Answer:
The theoretical yield of alum is 19.873 grams and percent yield for this alum synthesis is 45.33%.
Explanation:
Mass of bottle = 10.221 g
Mass of bottle with aluminium pieces = 11.353 g
Mass of aluminium = 11.353 g - 10.221 g = 1.132 g
Mass of alum and bottle = 19.230 g
Mass of alum = 19.230 g - 10.221 g = 9.009 g
Experimental yield of alum = 9.009 g
Theoretical yield of alum:
[tex]2Al(s) +2 KOH(aq) +4H_2SO_4(aq)+10 H_2O(l) \rightarrow 2 KAl(SO_4)_2.12 H_2O(s)+3H_2(g)[/tex]
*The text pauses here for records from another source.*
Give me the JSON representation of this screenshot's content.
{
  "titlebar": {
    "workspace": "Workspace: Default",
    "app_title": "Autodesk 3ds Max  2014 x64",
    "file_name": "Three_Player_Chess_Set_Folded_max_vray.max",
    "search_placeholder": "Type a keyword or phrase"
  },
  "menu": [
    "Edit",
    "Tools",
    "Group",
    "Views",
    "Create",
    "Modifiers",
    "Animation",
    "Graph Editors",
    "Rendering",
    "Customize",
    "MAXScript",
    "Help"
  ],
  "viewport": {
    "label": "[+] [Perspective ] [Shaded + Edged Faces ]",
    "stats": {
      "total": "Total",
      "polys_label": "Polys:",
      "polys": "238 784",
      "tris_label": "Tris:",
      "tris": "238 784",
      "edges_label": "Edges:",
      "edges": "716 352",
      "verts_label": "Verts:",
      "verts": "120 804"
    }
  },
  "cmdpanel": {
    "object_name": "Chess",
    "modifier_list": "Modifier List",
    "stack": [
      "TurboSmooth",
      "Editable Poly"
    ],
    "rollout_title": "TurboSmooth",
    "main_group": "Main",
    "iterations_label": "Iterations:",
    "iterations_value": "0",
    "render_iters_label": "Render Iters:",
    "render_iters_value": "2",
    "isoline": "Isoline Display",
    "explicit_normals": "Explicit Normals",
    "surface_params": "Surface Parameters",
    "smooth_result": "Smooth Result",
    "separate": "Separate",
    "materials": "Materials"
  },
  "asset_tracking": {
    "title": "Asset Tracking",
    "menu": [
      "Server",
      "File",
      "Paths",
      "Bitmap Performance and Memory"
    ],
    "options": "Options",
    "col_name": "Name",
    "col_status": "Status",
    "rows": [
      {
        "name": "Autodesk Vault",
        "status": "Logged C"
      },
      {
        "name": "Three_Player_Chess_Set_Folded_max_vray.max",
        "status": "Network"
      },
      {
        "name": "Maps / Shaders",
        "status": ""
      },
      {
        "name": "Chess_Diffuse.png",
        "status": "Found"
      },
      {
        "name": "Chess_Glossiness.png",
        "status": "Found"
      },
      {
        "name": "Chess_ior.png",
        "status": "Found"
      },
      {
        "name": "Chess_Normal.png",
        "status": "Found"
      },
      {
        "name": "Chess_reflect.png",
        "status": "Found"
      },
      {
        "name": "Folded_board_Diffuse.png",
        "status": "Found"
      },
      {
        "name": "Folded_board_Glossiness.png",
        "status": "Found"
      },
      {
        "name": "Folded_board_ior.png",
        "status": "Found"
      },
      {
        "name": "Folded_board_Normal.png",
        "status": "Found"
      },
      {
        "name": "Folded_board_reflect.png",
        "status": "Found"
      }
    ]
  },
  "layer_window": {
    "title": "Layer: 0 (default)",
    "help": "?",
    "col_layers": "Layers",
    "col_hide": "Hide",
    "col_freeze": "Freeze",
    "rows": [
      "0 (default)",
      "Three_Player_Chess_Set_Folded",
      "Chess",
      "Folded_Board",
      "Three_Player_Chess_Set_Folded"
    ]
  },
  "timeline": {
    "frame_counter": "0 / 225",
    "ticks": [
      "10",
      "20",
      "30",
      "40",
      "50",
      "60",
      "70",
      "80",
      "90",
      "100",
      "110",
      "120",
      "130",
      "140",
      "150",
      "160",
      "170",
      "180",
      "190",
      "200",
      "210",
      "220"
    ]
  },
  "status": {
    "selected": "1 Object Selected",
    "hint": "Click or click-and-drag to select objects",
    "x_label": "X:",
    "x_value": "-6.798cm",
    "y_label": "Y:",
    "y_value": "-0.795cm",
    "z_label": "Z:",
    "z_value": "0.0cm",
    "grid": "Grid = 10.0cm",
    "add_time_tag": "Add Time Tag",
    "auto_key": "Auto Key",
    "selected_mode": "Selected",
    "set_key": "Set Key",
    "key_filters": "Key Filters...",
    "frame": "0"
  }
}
Moles of aluminium = [tex]\frac{1.132 g}{27 g/mol}=0.041926 mol[/tex]
According to reaction, 2 moles of aluminum gives 2 moles of alum.
Then 0.041926 mol aluminium will give :
[tex]\frac{2}{2}\times 0.041926 mol=0.041926 mol[/tex] of alum.
Mass of 0.041926 moles of alum:
0.041926 mol × 474 g/mol= 19.873 g
Theoretical yield of alum = 19.873 g
Percentage yield:
[tex]\% Yield =\frac{\text{Experimental yield}}{\text{Theoretical yield}}\times 100[/tex]
Percentage yield of the alum:
[tex]\% Yield =\frac{ 9.009 g}{19.873 g}\times 100=45.33\%[/tex]
The theoretical yield of alum is 19.873 grams and percent yield for this alum synthesis is 45.33%.